Numerous analyses have shown how biosimilars influence the market both by lowering drug prices (including the price of the reference biologic) and by improving access, as more patients receive these innovative products. But perhaps the most original strategy of the Colombian health system has been The Cuenta de Alto Costo (CAC- High Cost Account). The CAC was established in 2007 as a technical organization, independent of the government, and funded by all the different health insurers, both public and private. The initial purpose of the CAC was to adjust for the fact that since its inception the largest public health insurer, the Nueva EPS, which inherited the patients of the extinct Colombian Institute of Social Security (ICSS), had a disproportionate share of HIV/AIDS and chronic kidney disease (CKD) patients. The CAC rapidly developed an efficient information system to keep track not only of the treatments received by these patients but also of the efforts for an early detection of these and other “high cost conditions”. The original list included HIV/AIDS, CKD, hemophilia and a handful of cancers, but the list has been growing to include hepatitis C, rheumatoid arthritis, all cancers, as well as highly prevalent conditions like hypertension and diabetes, well known risk factors for CKD.

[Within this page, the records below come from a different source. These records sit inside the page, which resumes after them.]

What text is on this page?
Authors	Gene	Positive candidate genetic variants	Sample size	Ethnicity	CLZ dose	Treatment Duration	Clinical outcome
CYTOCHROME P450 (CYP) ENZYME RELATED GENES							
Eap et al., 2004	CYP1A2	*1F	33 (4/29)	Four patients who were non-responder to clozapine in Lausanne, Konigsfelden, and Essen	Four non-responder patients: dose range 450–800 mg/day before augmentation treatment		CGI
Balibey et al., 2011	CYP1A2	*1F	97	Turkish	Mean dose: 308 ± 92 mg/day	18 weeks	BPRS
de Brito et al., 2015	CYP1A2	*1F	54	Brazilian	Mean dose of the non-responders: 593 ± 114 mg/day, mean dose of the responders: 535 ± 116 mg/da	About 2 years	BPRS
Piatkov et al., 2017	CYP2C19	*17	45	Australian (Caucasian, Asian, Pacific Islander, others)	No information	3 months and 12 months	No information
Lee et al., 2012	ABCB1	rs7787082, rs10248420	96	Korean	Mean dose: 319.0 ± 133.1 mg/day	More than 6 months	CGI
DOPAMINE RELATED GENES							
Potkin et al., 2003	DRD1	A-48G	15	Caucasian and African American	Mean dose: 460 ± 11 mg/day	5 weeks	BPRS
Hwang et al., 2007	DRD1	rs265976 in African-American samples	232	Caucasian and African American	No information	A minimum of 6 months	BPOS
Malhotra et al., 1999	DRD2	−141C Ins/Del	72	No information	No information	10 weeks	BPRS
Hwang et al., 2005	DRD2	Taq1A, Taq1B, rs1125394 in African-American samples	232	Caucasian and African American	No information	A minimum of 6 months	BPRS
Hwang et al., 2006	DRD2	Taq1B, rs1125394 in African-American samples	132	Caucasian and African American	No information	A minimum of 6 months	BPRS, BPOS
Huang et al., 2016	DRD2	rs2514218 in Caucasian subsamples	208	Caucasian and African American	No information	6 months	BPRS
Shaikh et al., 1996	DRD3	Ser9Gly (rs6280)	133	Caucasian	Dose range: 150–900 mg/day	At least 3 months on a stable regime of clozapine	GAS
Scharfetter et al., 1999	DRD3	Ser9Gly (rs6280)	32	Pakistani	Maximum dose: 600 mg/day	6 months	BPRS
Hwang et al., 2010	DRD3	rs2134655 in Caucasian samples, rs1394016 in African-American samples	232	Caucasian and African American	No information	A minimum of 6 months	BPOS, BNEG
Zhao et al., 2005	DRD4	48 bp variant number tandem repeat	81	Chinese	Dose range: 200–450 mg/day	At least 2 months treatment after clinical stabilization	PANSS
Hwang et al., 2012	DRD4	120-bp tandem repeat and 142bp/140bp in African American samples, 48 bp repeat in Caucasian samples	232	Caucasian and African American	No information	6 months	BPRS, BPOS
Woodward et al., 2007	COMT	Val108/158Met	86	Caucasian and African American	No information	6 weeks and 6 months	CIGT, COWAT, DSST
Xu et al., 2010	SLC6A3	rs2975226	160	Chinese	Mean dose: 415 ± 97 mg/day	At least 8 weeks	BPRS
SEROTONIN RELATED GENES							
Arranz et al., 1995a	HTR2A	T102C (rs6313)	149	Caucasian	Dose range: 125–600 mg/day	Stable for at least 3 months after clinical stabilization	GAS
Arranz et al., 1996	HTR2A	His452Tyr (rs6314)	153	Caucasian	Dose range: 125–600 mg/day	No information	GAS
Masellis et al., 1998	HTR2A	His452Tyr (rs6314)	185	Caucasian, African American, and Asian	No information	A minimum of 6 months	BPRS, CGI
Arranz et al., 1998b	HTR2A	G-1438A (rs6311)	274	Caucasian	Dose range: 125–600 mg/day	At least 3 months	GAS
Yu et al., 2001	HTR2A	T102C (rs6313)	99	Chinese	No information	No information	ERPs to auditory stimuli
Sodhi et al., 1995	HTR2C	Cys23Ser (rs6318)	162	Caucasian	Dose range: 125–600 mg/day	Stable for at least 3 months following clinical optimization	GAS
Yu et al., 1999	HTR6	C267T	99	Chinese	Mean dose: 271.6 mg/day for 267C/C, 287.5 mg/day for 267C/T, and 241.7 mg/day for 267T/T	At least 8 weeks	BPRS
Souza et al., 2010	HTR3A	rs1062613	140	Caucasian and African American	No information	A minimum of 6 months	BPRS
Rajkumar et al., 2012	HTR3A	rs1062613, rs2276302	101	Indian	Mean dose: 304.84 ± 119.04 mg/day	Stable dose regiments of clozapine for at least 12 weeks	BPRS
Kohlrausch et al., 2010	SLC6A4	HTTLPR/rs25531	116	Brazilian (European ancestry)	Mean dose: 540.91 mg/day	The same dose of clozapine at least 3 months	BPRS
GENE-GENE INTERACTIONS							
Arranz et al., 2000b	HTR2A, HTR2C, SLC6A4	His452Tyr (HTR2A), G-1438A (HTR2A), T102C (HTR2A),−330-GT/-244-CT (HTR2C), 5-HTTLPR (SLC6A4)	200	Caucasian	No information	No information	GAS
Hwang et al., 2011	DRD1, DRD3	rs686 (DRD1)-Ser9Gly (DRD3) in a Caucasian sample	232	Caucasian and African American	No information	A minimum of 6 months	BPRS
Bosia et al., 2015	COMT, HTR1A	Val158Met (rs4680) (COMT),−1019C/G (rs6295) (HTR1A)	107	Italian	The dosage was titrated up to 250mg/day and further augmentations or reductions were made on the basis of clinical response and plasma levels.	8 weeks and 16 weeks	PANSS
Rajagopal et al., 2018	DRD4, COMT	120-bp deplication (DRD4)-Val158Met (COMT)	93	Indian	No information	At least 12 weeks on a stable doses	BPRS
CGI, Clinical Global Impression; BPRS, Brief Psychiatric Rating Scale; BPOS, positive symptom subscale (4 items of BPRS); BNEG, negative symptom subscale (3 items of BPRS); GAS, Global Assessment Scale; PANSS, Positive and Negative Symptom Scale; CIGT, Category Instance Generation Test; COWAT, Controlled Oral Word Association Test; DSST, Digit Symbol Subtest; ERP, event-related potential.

The CAC information system has been structured not only to contain cost but also to develop quality indicators that have had an impact in, for example, early detection of breast cancer or overall survival of hemodialysis patients. The huge problem of ever-increasing costs is a global concern, and there are no easy solutions. Latin America suffers from an aging population, and has a better informed growing middle-class, which demands more and more health interventions. We require culturally and politically designed interventions to manage our own problems.